Li hanno chiamati così. “Percorsi di autodeterminazione, l’esperienza catalana”.

D’altra parte quella catalana è e resta una delle più prossime testimonianze di presa di coscienza che per vincere una battaglia contro lo Stato occorre alzare le bandiere dell’identità. E così, nella terra di sicuro più sensibile alla guerra di trincea per l’indipendenza del Nord, ad Arzignano, distretto vicentino di pelli e concerie che ancora sopravvive all’avanzata della desertificazione artigianale e industriale, l’altro giorno si è parlato di come marciare a ranghi serrati, dove possibile, facendo fronte comune.

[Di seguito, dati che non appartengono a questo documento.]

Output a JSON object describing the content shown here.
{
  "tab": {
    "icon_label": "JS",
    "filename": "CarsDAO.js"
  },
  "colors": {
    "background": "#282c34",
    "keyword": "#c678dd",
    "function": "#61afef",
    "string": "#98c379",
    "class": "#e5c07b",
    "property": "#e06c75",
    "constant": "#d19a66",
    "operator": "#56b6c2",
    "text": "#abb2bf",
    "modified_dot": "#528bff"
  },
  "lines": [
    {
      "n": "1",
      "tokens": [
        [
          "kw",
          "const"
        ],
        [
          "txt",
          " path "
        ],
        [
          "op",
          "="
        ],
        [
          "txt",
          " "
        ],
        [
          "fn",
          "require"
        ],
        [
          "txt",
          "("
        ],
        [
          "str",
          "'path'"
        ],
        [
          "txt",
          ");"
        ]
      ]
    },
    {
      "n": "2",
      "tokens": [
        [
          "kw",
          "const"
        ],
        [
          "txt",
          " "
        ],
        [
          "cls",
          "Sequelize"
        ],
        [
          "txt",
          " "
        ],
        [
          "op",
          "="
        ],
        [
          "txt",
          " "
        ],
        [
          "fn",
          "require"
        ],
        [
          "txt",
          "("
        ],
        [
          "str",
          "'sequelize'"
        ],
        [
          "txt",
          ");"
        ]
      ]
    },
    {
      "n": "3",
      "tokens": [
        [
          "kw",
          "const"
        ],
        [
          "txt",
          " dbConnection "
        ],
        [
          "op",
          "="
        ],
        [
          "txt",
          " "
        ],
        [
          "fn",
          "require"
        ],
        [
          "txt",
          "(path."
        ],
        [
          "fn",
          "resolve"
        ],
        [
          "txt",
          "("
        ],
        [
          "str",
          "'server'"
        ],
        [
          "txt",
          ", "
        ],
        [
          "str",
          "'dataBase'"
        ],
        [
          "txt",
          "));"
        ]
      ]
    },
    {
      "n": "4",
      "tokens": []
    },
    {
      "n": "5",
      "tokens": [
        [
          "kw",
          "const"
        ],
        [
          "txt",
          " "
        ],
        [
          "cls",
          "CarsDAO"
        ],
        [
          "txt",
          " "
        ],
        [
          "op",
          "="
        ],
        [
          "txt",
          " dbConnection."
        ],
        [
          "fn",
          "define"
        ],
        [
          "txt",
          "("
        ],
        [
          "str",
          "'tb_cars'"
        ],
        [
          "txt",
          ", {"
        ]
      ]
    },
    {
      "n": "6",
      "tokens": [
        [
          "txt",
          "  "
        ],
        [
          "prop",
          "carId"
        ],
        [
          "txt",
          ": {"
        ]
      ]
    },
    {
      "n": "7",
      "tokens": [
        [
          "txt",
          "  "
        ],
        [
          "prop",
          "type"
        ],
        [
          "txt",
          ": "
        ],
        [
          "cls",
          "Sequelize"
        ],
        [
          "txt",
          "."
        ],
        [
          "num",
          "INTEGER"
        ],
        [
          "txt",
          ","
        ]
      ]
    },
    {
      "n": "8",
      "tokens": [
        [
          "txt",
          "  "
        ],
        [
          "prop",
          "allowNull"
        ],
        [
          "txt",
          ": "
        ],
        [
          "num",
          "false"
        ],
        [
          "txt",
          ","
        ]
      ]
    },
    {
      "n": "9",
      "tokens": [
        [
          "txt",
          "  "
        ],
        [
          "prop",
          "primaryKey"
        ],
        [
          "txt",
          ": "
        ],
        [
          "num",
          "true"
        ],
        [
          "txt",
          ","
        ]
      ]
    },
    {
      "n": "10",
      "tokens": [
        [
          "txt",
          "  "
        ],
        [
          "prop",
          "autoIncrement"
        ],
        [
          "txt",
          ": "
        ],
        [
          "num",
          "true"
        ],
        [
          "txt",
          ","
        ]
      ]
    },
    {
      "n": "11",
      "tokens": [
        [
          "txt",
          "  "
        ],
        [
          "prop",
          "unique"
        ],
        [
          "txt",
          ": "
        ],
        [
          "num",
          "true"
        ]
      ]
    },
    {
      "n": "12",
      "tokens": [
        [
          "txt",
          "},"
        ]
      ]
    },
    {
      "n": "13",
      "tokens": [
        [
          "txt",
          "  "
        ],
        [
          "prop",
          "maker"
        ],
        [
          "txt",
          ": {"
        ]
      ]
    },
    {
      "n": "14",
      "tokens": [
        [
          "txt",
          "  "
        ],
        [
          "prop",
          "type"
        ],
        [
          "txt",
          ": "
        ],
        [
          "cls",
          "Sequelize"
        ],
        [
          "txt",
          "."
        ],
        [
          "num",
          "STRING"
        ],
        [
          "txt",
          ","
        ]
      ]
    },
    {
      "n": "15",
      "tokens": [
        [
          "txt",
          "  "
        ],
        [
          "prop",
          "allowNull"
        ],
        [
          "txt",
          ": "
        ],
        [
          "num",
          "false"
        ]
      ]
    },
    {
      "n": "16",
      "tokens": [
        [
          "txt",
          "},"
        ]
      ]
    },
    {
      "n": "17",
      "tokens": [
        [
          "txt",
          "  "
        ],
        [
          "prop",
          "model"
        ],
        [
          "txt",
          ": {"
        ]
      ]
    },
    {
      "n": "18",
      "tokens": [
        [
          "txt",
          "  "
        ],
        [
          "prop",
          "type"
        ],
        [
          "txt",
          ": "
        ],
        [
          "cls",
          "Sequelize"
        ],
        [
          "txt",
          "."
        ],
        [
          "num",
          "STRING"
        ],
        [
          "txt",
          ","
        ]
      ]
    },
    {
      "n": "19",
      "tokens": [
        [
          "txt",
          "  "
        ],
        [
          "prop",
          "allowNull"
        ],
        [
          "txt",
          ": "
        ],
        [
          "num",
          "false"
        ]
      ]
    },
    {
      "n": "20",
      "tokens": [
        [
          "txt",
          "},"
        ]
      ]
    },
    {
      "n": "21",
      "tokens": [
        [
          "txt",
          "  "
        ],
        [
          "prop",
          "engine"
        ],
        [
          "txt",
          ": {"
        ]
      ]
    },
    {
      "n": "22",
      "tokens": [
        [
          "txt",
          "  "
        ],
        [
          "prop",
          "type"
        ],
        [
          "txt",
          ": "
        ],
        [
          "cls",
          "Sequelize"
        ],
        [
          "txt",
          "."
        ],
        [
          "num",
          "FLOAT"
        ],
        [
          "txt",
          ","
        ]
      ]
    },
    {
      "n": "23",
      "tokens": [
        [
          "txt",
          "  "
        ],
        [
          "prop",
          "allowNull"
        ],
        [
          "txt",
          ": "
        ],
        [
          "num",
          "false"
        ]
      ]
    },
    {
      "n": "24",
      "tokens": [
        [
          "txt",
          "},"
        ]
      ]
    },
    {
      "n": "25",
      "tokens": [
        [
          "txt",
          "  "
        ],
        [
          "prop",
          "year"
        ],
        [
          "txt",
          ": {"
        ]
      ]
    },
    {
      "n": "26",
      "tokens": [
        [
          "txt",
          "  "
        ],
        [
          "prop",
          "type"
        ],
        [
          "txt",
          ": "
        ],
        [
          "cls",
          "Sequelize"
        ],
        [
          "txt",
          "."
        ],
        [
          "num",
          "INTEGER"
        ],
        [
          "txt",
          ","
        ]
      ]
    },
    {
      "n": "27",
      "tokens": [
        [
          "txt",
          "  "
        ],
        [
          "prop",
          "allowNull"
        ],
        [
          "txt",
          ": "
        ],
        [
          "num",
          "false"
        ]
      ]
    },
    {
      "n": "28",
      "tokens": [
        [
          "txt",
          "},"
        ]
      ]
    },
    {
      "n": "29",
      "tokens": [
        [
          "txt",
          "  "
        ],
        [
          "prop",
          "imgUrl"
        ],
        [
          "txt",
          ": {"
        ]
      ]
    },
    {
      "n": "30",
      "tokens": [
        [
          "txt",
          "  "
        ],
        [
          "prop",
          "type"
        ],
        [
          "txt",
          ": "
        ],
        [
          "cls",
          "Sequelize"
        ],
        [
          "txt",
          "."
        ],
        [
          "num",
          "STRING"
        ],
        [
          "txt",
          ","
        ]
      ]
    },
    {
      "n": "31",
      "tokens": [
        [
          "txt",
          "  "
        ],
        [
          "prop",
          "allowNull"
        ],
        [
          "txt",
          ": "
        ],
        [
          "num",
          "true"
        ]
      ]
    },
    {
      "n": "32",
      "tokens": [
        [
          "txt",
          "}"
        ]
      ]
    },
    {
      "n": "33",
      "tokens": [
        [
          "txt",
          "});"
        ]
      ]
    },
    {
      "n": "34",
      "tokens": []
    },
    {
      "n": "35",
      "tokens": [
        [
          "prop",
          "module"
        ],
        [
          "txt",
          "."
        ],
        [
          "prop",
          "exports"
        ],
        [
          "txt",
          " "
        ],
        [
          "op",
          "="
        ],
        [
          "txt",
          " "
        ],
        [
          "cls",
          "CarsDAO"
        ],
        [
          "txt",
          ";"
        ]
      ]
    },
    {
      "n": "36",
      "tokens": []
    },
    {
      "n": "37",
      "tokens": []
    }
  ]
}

C’erano esponenti di Veneto Stato d’Europa, c’erano esponenti catalani delle municipalità e c’era chi sostiene la raccolta di un milione di firme in Europa per l’autodeterminazione del popoli, abbracciando tutte le sigle, le associazioni, i movimenti che vogliono aderire a questa strada possibile per la libertà.

C’erano Joseph Ximenis, dell’associazione municipi indipendentisti catalani, Johan Vives, storico catalano, Anna Arquè, portavoce per la Catalogna della raccolta firme dell’Icec per l’autodeterminazione dei popoli in Europa; con loro i promotori dell’iniziativa dell’associazione culturale Veneto Stato d’Europa, Davide Lovat, Antonio Guadagnini, Alberto Montagna di Raixe Venete, Stefano Cotrozzi, giornalista del Corriere Vicentino a moderare il dibattito,  Fabrizio Comencini,  segretario di Liga Veneta Repubblica, Stefano Valdegamberi, consigliere regionale veneto di Futuro popolare, e una delegazione del Centro Studi l’Insorgente con Sergio Terzaghi.

Per tutti l’appuntamento è a Bruxelles il 30 marzo prossimo, quando i promotori della raccolta firme dell’Icec manifesteranno per ribadire le ragioni dei popoli che non intendono sottostare al dominio delle burocrazie e degli stati nazionali.